What It Takes

Thursday, September 8th, 2005

All I can say is, thank God for Jon Stewart. I thought I was going to die when the Daily Show took a week’s vacation just as a natural disaster struck the Gulf and a national disgrace continued it. But this week, my favorite asthmatic Jewish comedian is back, and for brief half-hour segments the truth doesn’t hurt quite so bad. If anyone hasn’t yet seen the Beleaguered Bush segment with Ed Helms’s chart featuring “Osama and Jenna”, that is really a must-see. (The fact that their internet clips only play in Windows Media Player, however, sucks.)

Al Franken also made me laugh today, bless his bones, with his “interview” of the old woman teaching 20,000 3rd graders in the Houston Astrodome. I remember him and Tom Davis on the early days of Saturday Night Live, and their “Franken & Davis” routine. It wasn’t that good; I would say they succeeded in being funny about half the time — on par with the show as a whole most nights. But he has definitely gotten funnier with time; his “Finding or Looting” game show today was absolutely hilarious.

Other than that, not much worth laughing about is going on.

Three years ago, as 9/11 segued into the drumbeats of war and we were doing everything we could to prevent a war from happening but it happened anyway, I read an email post from an American Pagan ex-pat in the UK that has stayed with me. I can’t remember who it was, maybe Michael York, but it was someone on the Nature and Religion Scholars e-list, an occasionally fascinating, sometimes contentious, often obscure and/or irrelevant forum. Anyway, I remember him deriding the Orwellian nature of our national discourse, with mindless hordes of Americans going along with the lies we were being fed about the war, and he made the comment that he was never going to live in the US again because this war was “the final nail in the coffin of American democracy.” I just looked at that post and shook my head, thinking, “he must have a pretty low tolerance for pain if he thinks this is the final nail of anything.”

We as a nation have sunk pretty low. The FEMA fiasco sinks us below sea level, I think. Al Franken is right, the neo-cons and their religious fundamentalist backers have no ethics, just a lust for power and a willingness to do anything to keep it. Social justice is a penniless term in America right now. But even this current crisis is not the final nail in democracy’s coffin. Not while there’s a shred of power left in Roe v.

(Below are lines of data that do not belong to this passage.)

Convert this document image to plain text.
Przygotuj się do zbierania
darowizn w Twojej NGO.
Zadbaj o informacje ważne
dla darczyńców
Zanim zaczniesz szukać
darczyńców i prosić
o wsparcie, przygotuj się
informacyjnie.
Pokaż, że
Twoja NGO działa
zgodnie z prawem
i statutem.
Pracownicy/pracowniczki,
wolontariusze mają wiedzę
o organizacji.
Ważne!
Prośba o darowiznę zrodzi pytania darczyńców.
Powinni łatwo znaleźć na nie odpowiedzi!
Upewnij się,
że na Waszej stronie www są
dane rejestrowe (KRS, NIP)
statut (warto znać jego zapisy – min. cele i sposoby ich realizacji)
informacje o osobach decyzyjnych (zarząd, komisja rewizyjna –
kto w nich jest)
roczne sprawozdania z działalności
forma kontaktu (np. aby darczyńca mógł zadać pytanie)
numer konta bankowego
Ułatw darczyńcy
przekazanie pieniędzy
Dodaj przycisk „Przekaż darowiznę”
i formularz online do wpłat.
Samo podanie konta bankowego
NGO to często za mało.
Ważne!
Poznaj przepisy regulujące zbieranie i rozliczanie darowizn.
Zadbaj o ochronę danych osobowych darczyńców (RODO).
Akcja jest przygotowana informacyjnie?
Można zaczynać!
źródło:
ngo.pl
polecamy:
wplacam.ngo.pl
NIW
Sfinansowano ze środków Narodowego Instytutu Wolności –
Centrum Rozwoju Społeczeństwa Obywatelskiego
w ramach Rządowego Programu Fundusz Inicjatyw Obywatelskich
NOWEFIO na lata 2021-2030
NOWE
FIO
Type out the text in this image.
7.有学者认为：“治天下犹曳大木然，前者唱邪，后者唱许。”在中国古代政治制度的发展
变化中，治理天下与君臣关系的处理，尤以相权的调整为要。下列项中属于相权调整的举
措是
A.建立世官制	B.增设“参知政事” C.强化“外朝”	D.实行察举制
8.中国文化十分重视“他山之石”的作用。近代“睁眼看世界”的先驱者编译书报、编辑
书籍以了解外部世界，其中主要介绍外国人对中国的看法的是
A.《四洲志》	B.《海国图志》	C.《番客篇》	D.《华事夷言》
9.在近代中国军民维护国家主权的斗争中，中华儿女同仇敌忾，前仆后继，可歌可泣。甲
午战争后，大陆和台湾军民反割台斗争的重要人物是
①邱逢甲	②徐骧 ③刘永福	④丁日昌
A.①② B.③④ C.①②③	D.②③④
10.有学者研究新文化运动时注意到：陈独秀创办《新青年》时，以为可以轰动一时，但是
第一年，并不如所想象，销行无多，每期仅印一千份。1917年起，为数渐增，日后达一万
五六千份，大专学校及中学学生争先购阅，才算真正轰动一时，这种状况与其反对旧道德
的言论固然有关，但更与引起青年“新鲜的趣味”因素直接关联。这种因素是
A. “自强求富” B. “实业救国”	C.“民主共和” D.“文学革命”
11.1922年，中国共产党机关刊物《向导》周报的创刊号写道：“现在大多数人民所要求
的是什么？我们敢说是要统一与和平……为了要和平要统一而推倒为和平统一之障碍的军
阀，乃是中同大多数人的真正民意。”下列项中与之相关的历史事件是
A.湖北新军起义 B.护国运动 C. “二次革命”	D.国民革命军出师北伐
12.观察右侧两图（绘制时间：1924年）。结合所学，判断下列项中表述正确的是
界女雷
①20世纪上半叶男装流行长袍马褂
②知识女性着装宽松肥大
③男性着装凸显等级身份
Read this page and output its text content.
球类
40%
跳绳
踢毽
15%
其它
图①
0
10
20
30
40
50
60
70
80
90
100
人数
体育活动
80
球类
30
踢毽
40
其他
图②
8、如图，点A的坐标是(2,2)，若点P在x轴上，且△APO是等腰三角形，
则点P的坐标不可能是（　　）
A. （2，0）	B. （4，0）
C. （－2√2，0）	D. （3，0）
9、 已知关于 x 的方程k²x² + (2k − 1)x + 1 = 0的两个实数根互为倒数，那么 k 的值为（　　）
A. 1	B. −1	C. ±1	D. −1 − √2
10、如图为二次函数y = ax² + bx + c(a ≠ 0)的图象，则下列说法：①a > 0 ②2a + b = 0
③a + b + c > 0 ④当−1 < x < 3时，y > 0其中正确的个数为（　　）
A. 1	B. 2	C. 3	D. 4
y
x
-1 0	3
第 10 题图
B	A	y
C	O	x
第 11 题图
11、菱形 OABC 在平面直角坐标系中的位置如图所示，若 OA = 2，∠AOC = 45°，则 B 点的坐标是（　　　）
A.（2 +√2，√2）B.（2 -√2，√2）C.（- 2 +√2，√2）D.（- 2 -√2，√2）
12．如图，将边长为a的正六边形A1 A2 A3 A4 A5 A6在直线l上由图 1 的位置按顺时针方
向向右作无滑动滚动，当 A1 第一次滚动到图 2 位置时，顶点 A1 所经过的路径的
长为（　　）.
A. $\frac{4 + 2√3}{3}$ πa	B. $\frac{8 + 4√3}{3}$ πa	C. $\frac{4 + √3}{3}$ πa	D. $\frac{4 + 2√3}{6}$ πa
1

Wade, not while people are still fighting for universal health care, not while there’s still hope that honest, independent journalism will rise from the ashes of the media monopoly.

I take comfort in the fact that we are a revolutionary country — that was how we began, at least. When push comes to shove, we value rebellion and independence above most things, and we have vast stores of ingenuity just waiting to be tapped when opportunity arises. I hope and pray that, as Jon Stewart says, Hurricane Katrina is Bush’s Monica Lewinsky. I hope more Kanye West moments keep happening, that American unrest reaches a boiling point and takes up permanent residence on the front pages of every newspaper. I hope the midterm elections bring in ethical people from both parties who are genuinely ready to eradicate poverty in this country. (As opposed to eradicating the impoverished.) And, like Mark Twain, I believe that reports of our death have been greatly exaggerated.